Moneybox

38 Applications Per Job Vacancy at D.C.’s Walmarts

People want these jobs.

Photo by Daniel Aguilar/Getty Images

Two new Walmarts are opening in the District of Columbia on Dec. 4, creating job openings for 600 new associates. Everyone knows Walmart isn’t the best place to work, but NBC Washington reports that there have been over 23,000 applications for those 600 jobs.

There have been a lot of stories over the past five years about the growing prosperity of the Washington, D.C., metropolitan area. But when you’re talking about a city’s economy, it’s important to distinguish between two kinds of job growth. One, which D.C. has had in spades, is the kind of thing where firms in the area want to hire lots of skilled workers at high wages leading to an influx of new affluent people. Another is a scenario where the people who are already living in the city get hired for relatively low-skilled service sector jobs and eventually the local labor market gets tight enough that wages have to rise for people to find positions. The D.C. area has had some of this latter form of job growth (especially relative to the truly bleak job markets prevailing in many parts of the country) but not nearly enough.

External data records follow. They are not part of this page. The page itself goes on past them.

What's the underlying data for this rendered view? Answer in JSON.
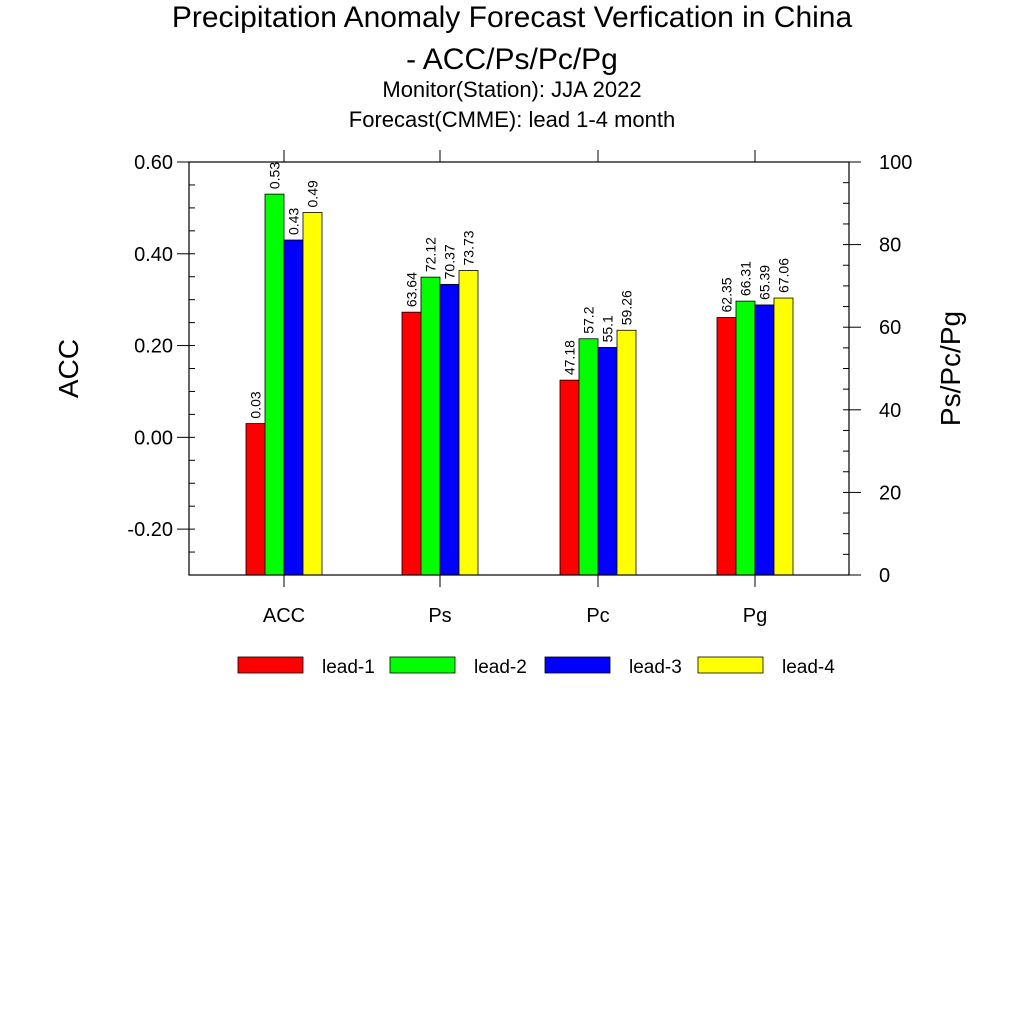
{
  "title_line1": "Precipitation Anomaly Forecast Verfication in China",
  "title_line2": "- ACC/Ps/Pc/Pg",
  "subtitle_line1": "Monitor(Station): JJA 2022",
  "subtitle_line2": "Forecast(CMME): lead 1-4 month",
  "chart_data": {
    "type": "bar",
    "categories": [
      "ACC",
      "Ps",
      "Pc",
      "Pg"
    ],
    "series": [
      {
        "name": "lead-1",
        "color": "#ff0000",
        "values": [
          0.03,
          63.64,
          47.18,
          62.35
        ],
        "labels": [
          "0.03",
          "63.64",
          "47.18",
          "62.35"
        ]
      },
      {
        "name": "lead-2",
        "color": "#00ff00",
        "values": [
          0.53,
          72.12,
          57.2,
          66.31
        ],
        "labels": [
          "0.53",
          "72.12",
          "57.2",
          "66.31"
        ]
      },
      {
        "name": "lead-3",
        "color": "#0000ff",
        "values": [
          0.43,
          70.37,
          55.1,
          65.39
        ],
        "labels": [
          "0.43",
          "70.37",
          "55.1",
          "65.39"
        ]
      },
      {
        "name": "lead-4",
        "color": "#ffff00",
        "values": [
          0.49,
          73.73,
          59.26,
          67.06
        ],
        "labels": [
          "0.49",
          "73.73",
          "59.26",
          "67.06"
        ]
      }
    ],
    "left_axis": {
      "label": "ACC",
      "range": [
        -0.3,
        0.6
      ],
      "ticks": [
        -0.2,
        0.0,
        0.2,
        0.4,
        0.6
      ],
      "tick_labels": [
        "-0.20",
        "0.00",
        "0.20",
        "0.40",
        "0.60"
      ],
      "applies_to": [
        "ACC"
      ]
    },
    "right_axis": {
      "label": "Ps/Pc/Pg",
      "range": [
        0,
        100
      ],
      "ticks": [
        0,
        20,
        40,
        60,
        80,
        100
      ],
      "tick_labels": [
        "0",
        "20",
        "40",
        "60",
        "80",
        "100"
      ],
      "applies_to": [
        "Ps",
        "Pc",
        "Pg"
      ]
    },
    "grid": false,
    "legend_position": "bottom"
  }
}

That’s the moral of the story with these Walmart job openings. To create rising employment and incomes for the many working class people in the area, you need two, three, many Walmarts. And you need new restaurants and new taxis and new hotels and new hospitals and new construction projects. These aren’t the “good jobs” in information technology and biotech that civic officials fantasize about, but the people who are really in need simply aren’t qualified for the fanciest jobs around. They need regular jobs. And they need enough of them so they can bargain for better wages and working conditions rather than being fearful of returning to the ranks of the unemployed.